Quote Originally Posted by allrollsin21
"Why don't we impose an environmental tax (which I believe already exists but have to verify) on the companies?"

The reason we do not is because of lobbyists. The people paying for the elected officials campaigns. Any current environmental taxes are nonsense. The externalities associated with these huge corporations are beyond the scope of most peoples understanding. Gas SHOULD cost well over 5$ a gallon. A t-shirt should cost a Hundred... This applies to everything at the cherished walmarts. The cost should be increased and companies should be responsible for cleaning up the mess being made of the environment. If they don't want to do it, which they have shown they do not, then they need HUGE taxes imposed so the government can do it for them. All this freedom, and american dream nonsense...if the government would let them, these companies would be pouring their toxic wastes in a hole underneath your homes.
This is not exactly the same thing, but one of the ideas that is very popular in europe these days is the idea that the producer of an item should include the cost of its disposal in the price and then be reponsible for taking it back when the conusmer is done with it. Many of the real costs of producing something are not captured in the price charged, and disposal is one of them. This is one of the reasons we are sold so much short-lived, highly-disposable, and inexpensive crap --- the cost of the waste is not captured in the price paid.

Returning to your examples, you mentioned a gallon of gas and a tee shirt. The price of a gallon of gas does not include the cost of the pollution associated with producing it, or using it. Those added costs are hard to quantify, but the are real.

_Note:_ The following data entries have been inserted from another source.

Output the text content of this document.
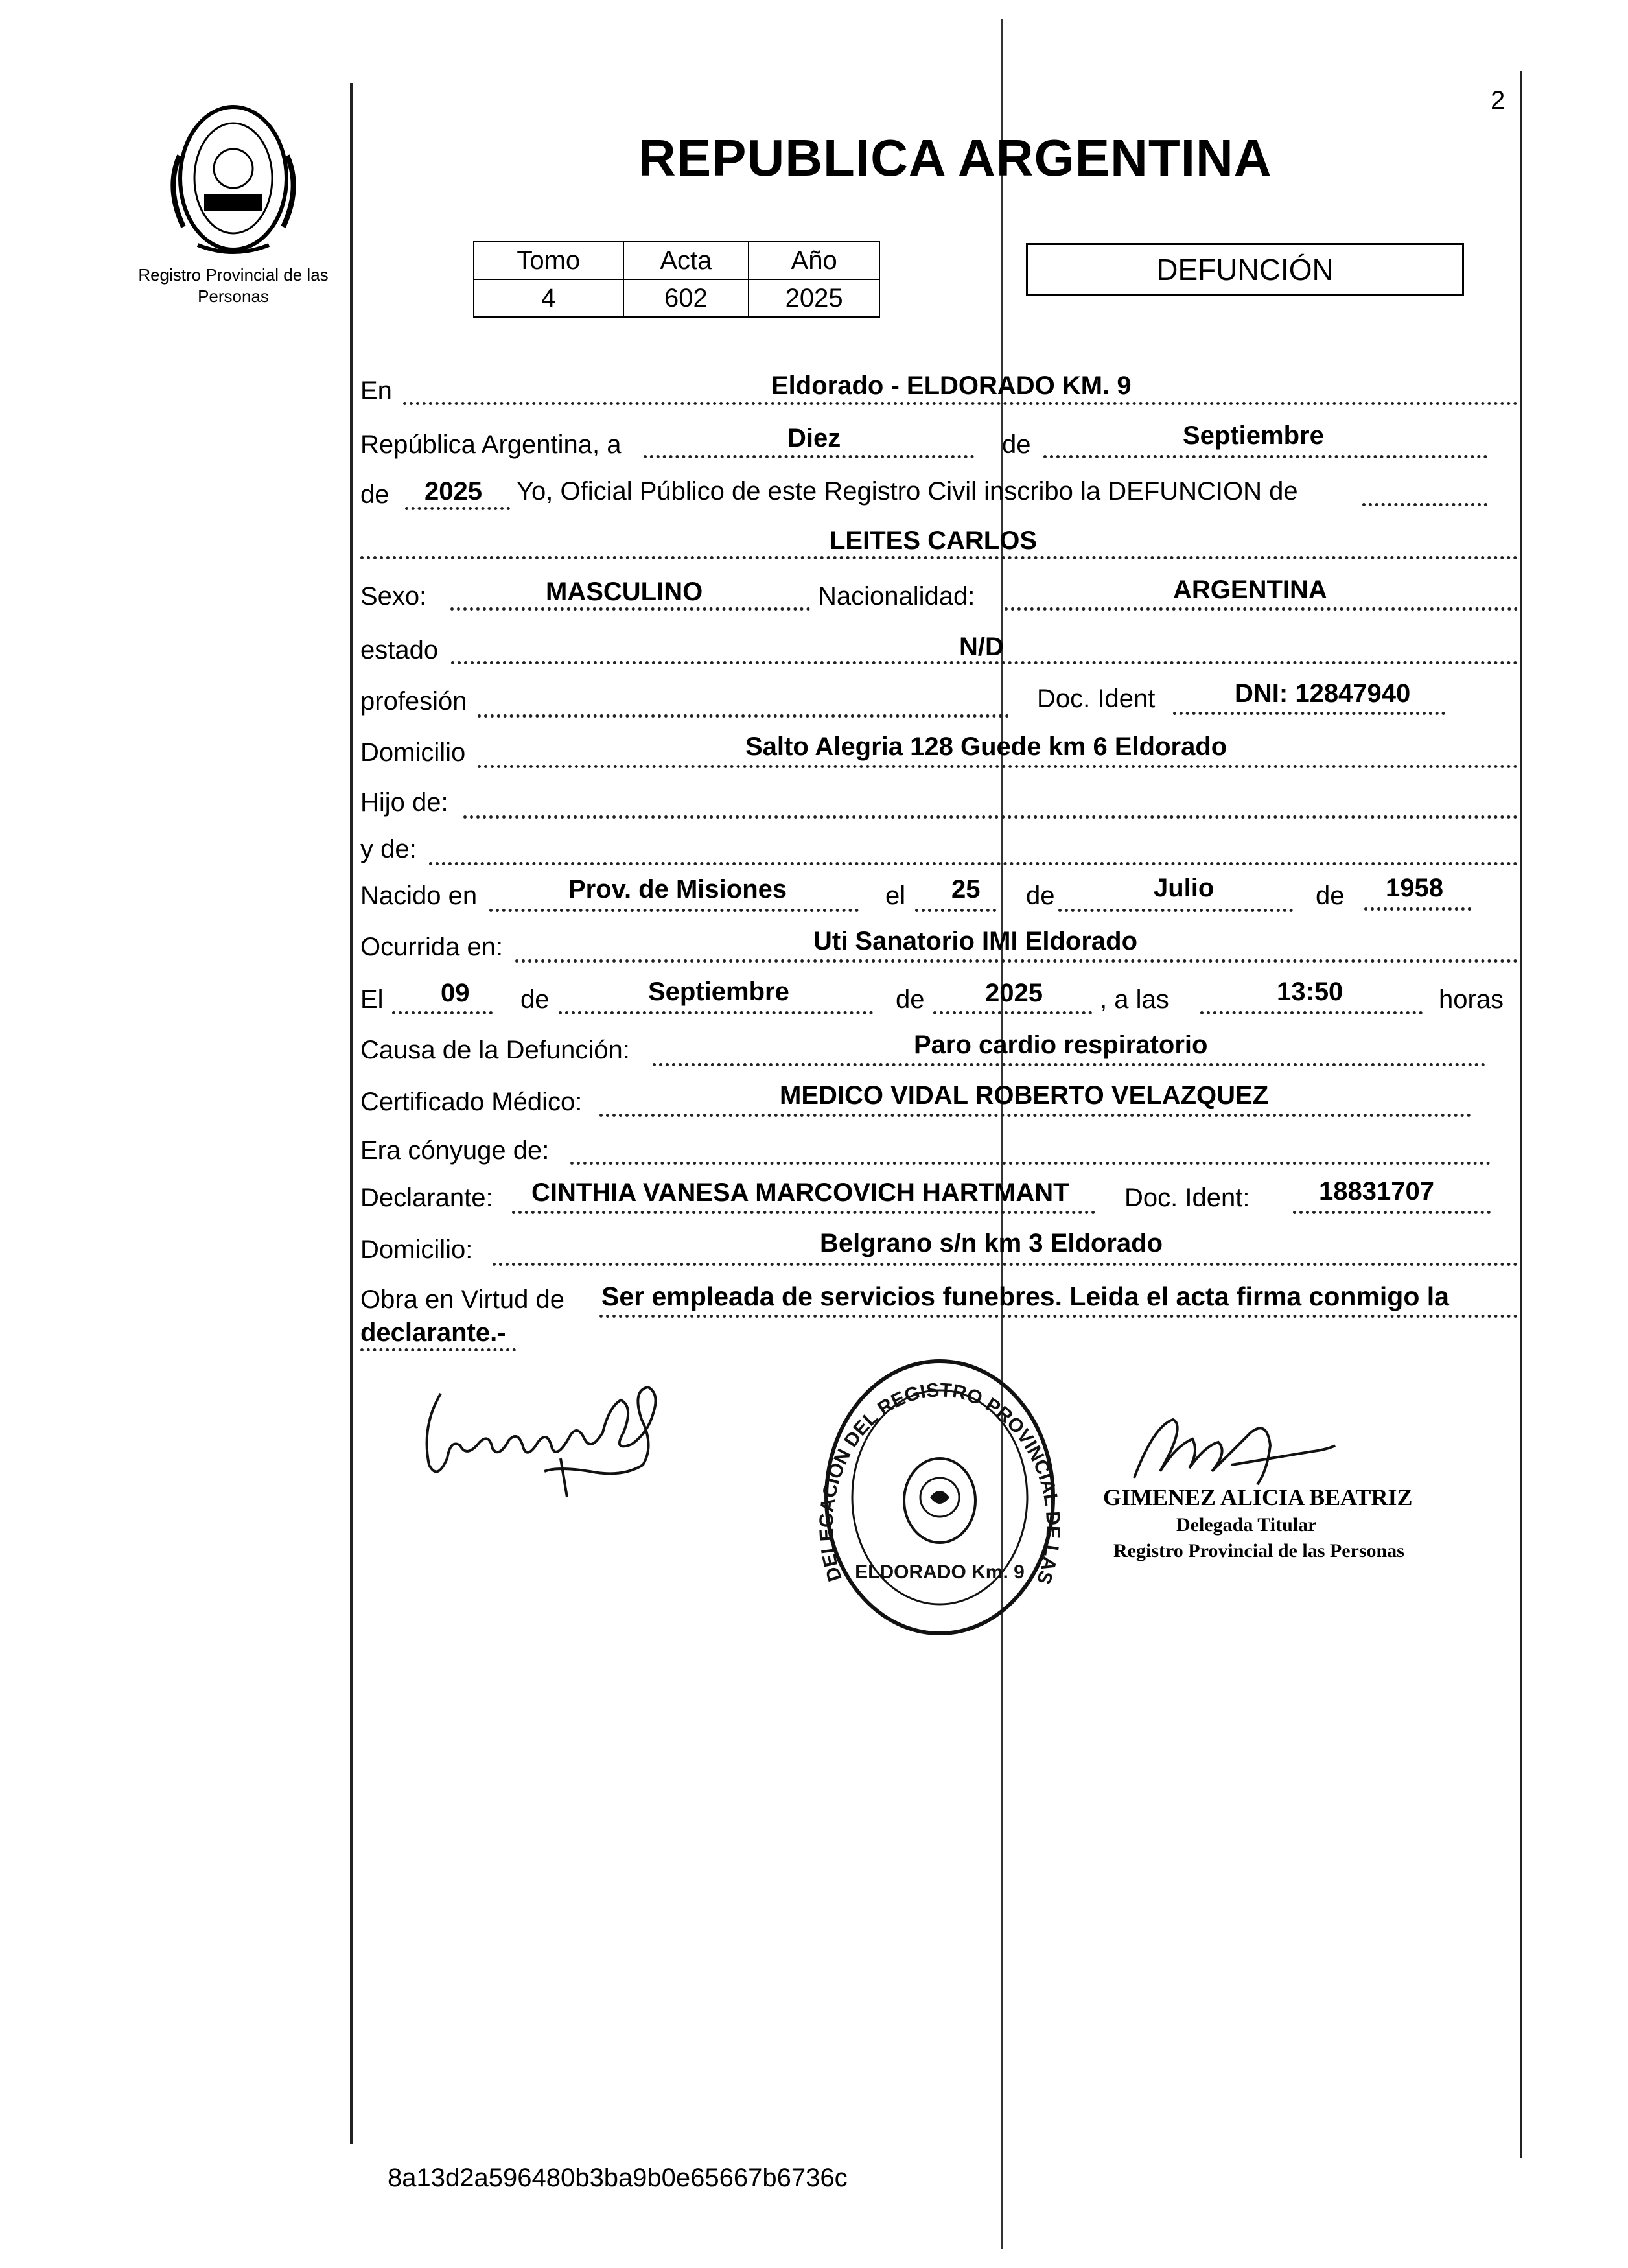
2
Registro Provincial de las Personas
REPUBLICA ARGENTINA
Tomo	Acta	Año
4	602	2025
DEFUNCIÓN
En	Eldorado - ELDORADO KM. 9
República Argentina, a	Diez	de	Septiembre
de 2025 Yo, Oficial Público de este Registro Civil inscribo la DEFUNCION de
LEITES CARLOS
Sexo:	MASCULINO	Nacionalidad:	ARGENTINA
estado	N/D
profesión	Doc. Ident	DNI: 12847940
Domicilio	Salto Alegria 128 Guede km 6 Eldorado
Hijo de:
y de:
Nacido en	Prov. de Misiones	el 25 de	Julio	de 1958
Ocurrida en:	Uti Sanatorio IMI Eldorado
El 09 de	Septiembre	de 2025 , a las	13:50	horas
Causa de la Defunción:	Paro cardio respiratorio
Certificado Médico:	MEDICO VIDAL ROBERTO VELAZQUEZ
Era cónyuge de:
Declarante: CINTHIA VANESA MARCOVICH HARTMANT Doc. Ident:	18831707
Domicilio:	Belgrano s/n km 3 Eldorado
Obra en Virtud de Ser empleada de servicios funebres. Leida el acta firma conmigo la
declarante.-
DELEGACION DEL REGISTRO PROVINCIAL DE LAS
ELDORADO Km. 9
GIMENEZ ALICIA BEATRIZ
Delegada Titular
Registro Provincial de las Personas
8a13d2a596480b3ba9b0e65667b6736c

The tee-shirt example is easier to understand. The price of a tee shirt made overseas does not capture the costs that would be added to it if it were produced in the US --- mostly costs associated with fair labor practices that are required or expected within the US. With regards to the tee-shirt and the other cheap Walmart crap bargains, Americans seem to want it both ways. We complain about our jobs going overseas, but we would go completely ape-shit crazy if we were asked to pay the price of a tee shirt made here in the US by an adult American making at least minimum wage, working an 8-hour day, with decent health insurance, disability insurance, Workers Comp, and Social Security. The only way we can get $4 tee shirts is by having them made overseas by children who work 12 hours a day for pennies and without any kind of healthcare or other benefits. So the way it works now is that those added costs are not captured in the price --- they are paid by the American who lost his job and by the kid overseaas working in a sweatshop under unfair labor conditions.